Zweig n’est certes pas le premier à avoir cherché à explorer le monde à la fois riche, difficile et problématique des échecs, mais il nous semble ― plus que le Nabokov de La défense Loujine (1930) ou le Poe du Joueur d’échecs de Maelzel, publié en 1836, et traduit par Baudelaire en 1862 ―, avoir réussi le livre sur la question, précisément une fiction qui, à l’image des plus grands classiques, à l’instar de L’Iliade, de L’Odyssée ou de L’Énéide, dans lesquels les personnages « sont porteurs d’un désastre, et le navire Argo où se déploient les épisodes de leur guerre est fait d’un bois dodonéen dont les oracles sont très sombres. Pour chaque être humain, les parties pouvaient être considérées comme toujours bien commencées par le miracle de la naissance, pauvre orphelin ou grand de la terre. Mais au bout du voyage ― ainsi peut s’entendre la nouvelle ― il n’y a pas de Toison d’or. Déjà a recommencé, entre l’automne européen de 1939 et l’hiver américain de 1942, le massacre des enfants des hommes. Le narrateur sexagénaire Orphée est à bord. Bientôt il ne chantera plus pour aider les rameurs à pousser la galère existence : il leur a laissé cette histoire, le mystère inquiétant du duel entre le jeune Czentovic et l’élégant docteur B. »

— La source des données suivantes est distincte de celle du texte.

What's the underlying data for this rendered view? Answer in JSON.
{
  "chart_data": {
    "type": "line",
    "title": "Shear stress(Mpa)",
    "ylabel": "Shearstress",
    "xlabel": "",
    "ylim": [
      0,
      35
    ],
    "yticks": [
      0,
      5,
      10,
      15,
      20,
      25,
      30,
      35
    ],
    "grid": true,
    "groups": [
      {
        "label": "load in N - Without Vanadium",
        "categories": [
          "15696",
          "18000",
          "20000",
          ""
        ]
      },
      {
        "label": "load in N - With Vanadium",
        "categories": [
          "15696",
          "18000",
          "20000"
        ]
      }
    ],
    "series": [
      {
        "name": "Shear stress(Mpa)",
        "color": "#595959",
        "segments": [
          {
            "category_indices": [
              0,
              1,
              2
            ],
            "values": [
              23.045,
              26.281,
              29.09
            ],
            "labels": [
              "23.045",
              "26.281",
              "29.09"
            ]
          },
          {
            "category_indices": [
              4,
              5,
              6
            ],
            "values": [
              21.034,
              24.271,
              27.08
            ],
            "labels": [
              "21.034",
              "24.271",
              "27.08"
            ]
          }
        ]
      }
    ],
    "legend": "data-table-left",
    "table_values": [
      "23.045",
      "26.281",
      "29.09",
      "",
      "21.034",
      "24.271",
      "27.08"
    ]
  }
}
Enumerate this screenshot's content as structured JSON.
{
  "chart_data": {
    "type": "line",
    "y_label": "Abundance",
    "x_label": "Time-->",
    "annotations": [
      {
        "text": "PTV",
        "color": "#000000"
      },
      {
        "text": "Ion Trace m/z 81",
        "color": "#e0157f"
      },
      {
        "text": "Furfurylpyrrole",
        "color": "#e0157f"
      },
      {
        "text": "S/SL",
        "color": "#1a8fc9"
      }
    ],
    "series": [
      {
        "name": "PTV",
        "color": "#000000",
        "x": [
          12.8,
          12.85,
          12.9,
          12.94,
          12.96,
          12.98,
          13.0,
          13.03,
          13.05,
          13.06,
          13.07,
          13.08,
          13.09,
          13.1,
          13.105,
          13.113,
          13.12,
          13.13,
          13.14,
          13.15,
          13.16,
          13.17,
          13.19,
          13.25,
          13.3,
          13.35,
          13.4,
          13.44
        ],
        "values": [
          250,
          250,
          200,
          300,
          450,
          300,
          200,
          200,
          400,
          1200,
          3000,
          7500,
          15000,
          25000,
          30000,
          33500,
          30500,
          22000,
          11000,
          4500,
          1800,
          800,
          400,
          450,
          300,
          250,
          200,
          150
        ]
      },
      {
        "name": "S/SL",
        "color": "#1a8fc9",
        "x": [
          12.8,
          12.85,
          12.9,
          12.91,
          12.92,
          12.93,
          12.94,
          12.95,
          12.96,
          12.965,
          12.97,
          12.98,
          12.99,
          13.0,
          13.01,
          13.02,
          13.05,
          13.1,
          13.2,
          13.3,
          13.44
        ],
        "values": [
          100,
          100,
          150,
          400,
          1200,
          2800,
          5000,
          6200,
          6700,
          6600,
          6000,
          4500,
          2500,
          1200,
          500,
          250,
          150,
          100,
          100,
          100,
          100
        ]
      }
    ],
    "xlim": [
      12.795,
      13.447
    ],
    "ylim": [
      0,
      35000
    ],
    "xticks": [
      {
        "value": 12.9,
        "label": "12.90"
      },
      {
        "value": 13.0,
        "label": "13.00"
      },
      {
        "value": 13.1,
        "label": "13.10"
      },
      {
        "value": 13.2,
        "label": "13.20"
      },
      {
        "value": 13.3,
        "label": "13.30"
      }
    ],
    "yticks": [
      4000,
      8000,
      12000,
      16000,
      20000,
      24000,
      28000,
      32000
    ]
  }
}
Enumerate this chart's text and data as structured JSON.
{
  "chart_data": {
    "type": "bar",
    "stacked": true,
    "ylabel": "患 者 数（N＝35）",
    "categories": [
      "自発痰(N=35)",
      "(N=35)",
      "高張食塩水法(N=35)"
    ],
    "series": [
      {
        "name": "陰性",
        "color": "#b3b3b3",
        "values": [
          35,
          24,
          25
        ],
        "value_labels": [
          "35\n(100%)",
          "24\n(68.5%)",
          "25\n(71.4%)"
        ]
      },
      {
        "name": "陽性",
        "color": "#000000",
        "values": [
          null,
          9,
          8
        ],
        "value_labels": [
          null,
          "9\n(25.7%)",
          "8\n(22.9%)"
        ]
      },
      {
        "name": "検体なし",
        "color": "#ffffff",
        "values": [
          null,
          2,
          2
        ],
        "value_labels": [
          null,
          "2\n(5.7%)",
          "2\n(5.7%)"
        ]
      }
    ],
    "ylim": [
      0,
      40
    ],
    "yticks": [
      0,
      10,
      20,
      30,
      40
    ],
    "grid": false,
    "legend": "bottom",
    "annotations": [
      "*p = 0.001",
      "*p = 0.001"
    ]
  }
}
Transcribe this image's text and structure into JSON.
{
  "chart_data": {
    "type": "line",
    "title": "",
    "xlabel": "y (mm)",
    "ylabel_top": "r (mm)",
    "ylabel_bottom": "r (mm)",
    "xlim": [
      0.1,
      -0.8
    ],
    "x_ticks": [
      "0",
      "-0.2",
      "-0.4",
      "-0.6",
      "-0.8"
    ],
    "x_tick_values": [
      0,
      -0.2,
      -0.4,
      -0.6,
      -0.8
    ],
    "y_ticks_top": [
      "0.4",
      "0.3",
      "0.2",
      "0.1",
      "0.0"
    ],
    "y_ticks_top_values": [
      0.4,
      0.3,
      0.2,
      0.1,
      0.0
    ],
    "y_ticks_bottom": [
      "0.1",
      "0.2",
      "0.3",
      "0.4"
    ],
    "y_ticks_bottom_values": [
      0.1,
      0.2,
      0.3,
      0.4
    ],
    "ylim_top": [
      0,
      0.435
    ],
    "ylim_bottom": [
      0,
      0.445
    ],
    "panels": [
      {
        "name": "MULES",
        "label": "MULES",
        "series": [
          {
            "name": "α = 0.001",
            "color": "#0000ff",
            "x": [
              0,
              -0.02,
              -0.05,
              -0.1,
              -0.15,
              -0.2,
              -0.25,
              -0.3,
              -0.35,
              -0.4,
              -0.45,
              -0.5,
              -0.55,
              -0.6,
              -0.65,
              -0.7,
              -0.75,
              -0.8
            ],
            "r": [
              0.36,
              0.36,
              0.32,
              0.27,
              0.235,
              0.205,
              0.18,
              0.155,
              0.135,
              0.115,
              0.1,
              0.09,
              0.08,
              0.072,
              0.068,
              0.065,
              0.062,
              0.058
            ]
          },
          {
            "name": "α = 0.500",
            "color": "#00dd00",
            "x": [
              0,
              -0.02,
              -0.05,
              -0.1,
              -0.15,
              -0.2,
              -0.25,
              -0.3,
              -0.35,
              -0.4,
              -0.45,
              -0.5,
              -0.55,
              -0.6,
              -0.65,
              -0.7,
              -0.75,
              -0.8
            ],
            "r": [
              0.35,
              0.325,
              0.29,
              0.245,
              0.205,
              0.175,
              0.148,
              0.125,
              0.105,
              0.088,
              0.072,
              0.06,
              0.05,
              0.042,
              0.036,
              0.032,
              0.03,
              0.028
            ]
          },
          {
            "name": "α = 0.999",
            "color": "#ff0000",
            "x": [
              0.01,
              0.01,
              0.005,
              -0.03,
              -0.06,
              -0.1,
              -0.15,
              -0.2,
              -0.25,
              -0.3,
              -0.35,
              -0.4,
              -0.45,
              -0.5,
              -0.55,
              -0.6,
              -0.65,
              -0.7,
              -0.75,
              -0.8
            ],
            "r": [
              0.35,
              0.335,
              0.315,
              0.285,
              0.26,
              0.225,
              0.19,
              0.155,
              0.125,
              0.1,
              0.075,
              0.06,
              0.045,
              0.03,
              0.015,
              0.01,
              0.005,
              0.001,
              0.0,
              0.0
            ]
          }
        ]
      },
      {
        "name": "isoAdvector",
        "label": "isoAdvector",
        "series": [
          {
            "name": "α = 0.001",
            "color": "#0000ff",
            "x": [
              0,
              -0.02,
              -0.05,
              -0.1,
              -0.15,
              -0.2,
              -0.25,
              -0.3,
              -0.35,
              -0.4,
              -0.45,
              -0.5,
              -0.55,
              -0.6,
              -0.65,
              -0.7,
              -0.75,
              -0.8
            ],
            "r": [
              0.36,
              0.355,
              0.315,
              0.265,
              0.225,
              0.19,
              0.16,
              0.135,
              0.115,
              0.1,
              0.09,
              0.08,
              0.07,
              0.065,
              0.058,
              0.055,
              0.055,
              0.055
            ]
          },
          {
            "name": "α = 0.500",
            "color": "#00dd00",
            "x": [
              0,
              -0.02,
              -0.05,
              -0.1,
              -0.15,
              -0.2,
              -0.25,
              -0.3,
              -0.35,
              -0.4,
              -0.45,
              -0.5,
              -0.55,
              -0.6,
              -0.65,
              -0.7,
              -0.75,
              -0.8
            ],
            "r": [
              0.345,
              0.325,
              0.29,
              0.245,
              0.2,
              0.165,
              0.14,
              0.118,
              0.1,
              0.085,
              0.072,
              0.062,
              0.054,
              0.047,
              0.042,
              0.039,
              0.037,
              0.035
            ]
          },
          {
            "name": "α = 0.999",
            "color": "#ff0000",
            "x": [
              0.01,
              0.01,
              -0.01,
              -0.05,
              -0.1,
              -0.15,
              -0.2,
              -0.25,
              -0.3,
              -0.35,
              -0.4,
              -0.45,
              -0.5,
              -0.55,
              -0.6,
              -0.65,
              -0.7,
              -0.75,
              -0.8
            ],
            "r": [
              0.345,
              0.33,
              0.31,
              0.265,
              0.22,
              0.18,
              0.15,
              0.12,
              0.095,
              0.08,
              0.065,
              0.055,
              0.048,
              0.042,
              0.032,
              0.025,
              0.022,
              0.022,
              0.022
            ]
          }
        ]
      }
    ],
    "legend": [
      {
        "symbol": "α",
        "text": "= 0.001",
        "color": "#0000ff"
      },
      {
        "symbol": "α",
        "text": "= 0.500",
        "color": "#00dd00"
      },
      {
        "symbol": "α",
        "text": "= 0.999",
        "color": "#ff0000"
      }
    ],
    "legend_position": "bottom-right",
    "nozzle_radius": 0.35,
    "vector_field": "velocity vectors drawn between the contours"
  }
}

C’est par ces mots que Jean-Pierre Lefebvre clôt sa préface qui, comme je l’ai précisé, est littéralement magistrale, puisqu’elle se situe entre précision de l’analyse, justesse du propos et ouvertures sur plusieurs champs d’investigation. De fait, cette préface s’inscrit au-delà de la rivalité et des enjeux qui aux échecs opposent les blancs aux noirs. Autrement dit, il n’y a nulle haine, nul antagonisme opposant le bien au mal. Oui, quoique nous soyons toujours au bord du gouffre, par-delà et le bien et le mal semble s’imposer et c’est, entre autres, ce que nous lisons dans le Nietzsche de Zweig (1925).
D’un difficile équilibre
Je ne dirai pas assez le bien que je pense du travail réalisé par Jean-Philippe Toussaint sur les échecs. Après La Mélancolie de Zidane et Football, parus respectivement en 2006 et en 2015, le romancier qui s’avère un fin analyste passe du monde du ballon rond à celui des soixante-quatre cases. Ce passage ne m’étonne pas personnellement : je suis moi-même féru des deux sports, même si, comme je l’ai déjà écrit la semaine dernière, je pratique quotidiennement les échecs. Le foot, quant à lui, je ne m’y suis plus risqué depuis déjà longtemps. En revanche, je ne cesse de le suivre assidûment en me donnant des fois le tournis avec tous azimuts les compétitions en Tunisie, dans le Monde arabe, en Afrique, en Europe et dans le monde entier
Mais, si Échecs nous invite à relire le chef-d’œuvre de Stefan Zweig dans une traduction aussi juste qu’élégante, ce qui, entre nous et que cela, comme aux échecs, ait lieu comme suite à une prise en passant, c’est-à-dire de façon sérieuse, je ne puis que dire ceci : un écrivain de la trempe de Jean-Philippe Toussaint ne peut qu’apporter un plus aux textes sur lesquels il travaille. Et c’est bien le cas ici avec cette traduction de l’œuvre de Zweig, qu’il faut lire en regard de L’Échiquier, œuvre qui, à mon humble avis, fera date dans la relation délicate et par là même dans le difficile équilibre entre la littérature et le « roi des jeux ». En effet, Jean-Philippe Toussaint réussit à trouver l’équilibre, difficile voire impossible, entre le personnel, précisément l’autobiographique, et l’universel, quand bien même celui-ci serait avant tout en relation avec de la propre mémoire de l’auteur.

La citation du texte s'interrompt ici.